Reações Adversas Graves

As informações oficiais de prescrição documentam reações adversas raras mas graves, incluindo o potencial para surdez irreversível e paralisia respiratória devido a bloqueio neuromuscular. Outras reações classificadas, frequentemente listadas como Pouco Frequentes ou Raras, envolvem o Sistema Nervoso (ex.: dores de cabeça, tremores), o Sistema Imunitário (reações de hipersensibilidade) e o sistema Gastrointestinal (náuseas, vómitos).

Segurança para Populações Específicas e Exposição

O risco de nefrotoxicidade e ototoxicidade é considerado maior em adultos mais velhos e em doentes com compromisso pré-existente da função renal. Além disso, os textos regulamentares especificam que o perfil de risco global aumenta com a utilização concomitante ou sequencial de outros fármacos neurotóxicos ou nefrotóxicos, sublinhando as limitações relacionadas com a coexposição.

Sobredosagem e resposta em caso de emergência

Sobredosagem e quando procurar ajuda

Uma sobredosagem de Amikin (Amicacina) está associada ao potencial de toxicidades graves relacionadas com a dose, as quais estão detalhadas na rotulagem regulamentar oficial. Deve ser procurada assistência médica imediata em caso de suspeita de sobredosagem ou perante a manifestação de quaisquer sintomas tóxicos graves.


Manifestações documentadas de sobredosagem

As manifestações de sobredosagem estão ligadas principalmente a duas toxicidades major:

  • Nefrotoxicidade (Danos nos rins): Os sinais incluem a diminuição do débito urinário (oligúria), a presença de proteínas na urina (proteinúria) e o potencial de insuficiência renal aguda.
  • Ototoxicidade (Danos no ouvido interno): Os sintomas documentados incluem tonturas, vertigens, zumbidos nos ouvidos (acufenos) e potencial perda de audição.

Resultados graves e ações de emergência

O resultado mais crítico e potencialmente fatal documentado na informação regulamentar é o bloqueio neuromuscular, que pode progredir para paralisia respiratória ou apneia (interrupção da respiração). É necessário contactar imediatamente os serviços de emergência se a vítima tiver dificuldade em respirar ou apresentar sinais de angústia grave.


Gestão e monitorização

A gestão é sintomática e de suporte. A literatura regulamentar afirma que não se conhece nenhum antídoto específico para a sobredosagem de Amicacina. Em casos de toxicidade grave, são listados procedimentos como a hemodiálise para a remoção do fármaco. Os sais de cálcio (por exemplo, gluconato de cálcio) são a intervenção específica descrita para reverter o bloqueio neuromuscular. É obrigatória uma monitorização apertada dos sinais vitais e da função renal para orientar a gestão. Doentes com função renal comprometida são reconhecidos como tendo um risco acrescido de toxicidade.
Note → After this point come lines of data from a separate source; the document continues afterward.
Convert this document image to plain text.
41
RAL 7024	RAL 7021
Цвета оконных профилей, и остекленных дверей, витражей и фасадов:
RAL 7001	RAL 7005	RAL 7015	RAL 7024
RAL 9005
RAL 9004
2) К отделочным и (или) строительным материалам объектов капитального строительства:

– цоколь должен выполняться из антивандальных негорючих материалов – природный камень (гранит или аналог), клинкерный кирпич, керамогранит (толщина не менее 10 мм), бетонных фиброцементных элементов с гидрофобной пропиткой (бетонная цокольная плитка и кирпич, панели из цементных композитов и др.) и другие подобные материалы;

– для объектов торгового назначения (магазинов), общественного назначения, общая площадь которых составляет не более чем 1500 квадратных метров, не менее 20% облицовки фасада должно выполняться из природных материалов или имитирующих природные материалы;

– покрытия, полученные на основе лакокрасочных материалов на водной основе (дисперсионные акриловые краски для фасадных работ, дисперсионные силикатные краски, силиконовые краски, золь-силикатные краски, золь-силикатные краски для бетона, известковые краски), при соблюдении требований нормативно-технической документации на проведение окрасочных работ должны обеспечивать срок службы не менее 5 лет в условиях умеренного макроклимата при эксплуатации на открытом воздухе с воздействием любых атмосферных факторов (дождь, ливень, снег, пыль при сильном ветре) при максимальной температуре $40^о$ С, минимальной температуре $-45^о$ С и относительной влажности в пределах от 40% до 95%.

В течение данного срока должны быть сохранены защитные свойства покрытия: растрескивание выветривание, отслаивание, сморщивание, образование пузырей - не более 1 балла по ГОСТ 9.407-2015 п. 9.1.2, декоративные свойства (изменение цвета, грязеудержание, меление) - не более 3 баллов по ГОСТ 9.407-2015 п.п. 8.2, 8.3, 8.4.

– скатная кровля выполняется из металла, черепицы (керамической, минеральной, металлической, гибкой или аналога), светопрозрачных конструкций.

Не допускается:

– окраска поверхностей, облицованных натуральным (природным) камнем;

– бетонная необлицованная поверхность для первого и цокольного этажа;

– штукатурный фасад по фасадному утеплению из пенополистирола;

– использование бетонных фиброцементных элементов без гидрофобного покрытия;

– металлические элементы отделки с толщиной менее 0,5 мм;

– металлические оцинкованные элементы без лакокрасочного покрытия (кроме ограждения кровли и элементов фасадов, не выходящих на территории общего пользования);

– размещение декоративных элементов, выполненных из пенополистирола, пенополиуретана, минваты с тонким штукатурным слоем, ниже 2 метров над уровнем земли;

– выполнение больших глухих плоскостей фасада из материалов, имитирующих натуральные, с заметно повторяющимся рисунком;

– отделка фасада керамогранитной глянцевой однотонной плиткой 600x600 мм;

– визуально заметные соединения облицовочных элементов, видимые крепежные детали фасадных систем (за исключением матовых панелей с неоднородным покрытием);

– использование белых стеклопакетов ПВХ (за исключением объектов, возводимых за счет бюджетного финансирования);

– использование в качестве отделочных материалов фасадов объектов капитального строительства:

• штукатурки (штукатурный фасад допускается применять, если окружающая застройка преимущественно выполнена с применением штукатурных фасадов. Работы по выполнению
Usos terapêuticos de Amikin

Indicações do Amikin: Utilizações Principais e Benefícios

A amicacina é geralmente utilizada no tratamento de infeções bacterianas graves causadas por bactérias Gram-negativas suscetíveis. Estas incluem a septicémia (infeção da corrente sanguínea), a meningite e infeções graves do trato respiratório, como a pneumonia hospitalar. O seu uso é indicado em contextos clínicos que exigem a gestão dos efeitos sintomáticos associados à presença bacteriana responsável por um compromisso sistémico profundo, caracterizado por febre alta persistente e arrepios, auxiliando assim na manutenção da estabilidade funcional.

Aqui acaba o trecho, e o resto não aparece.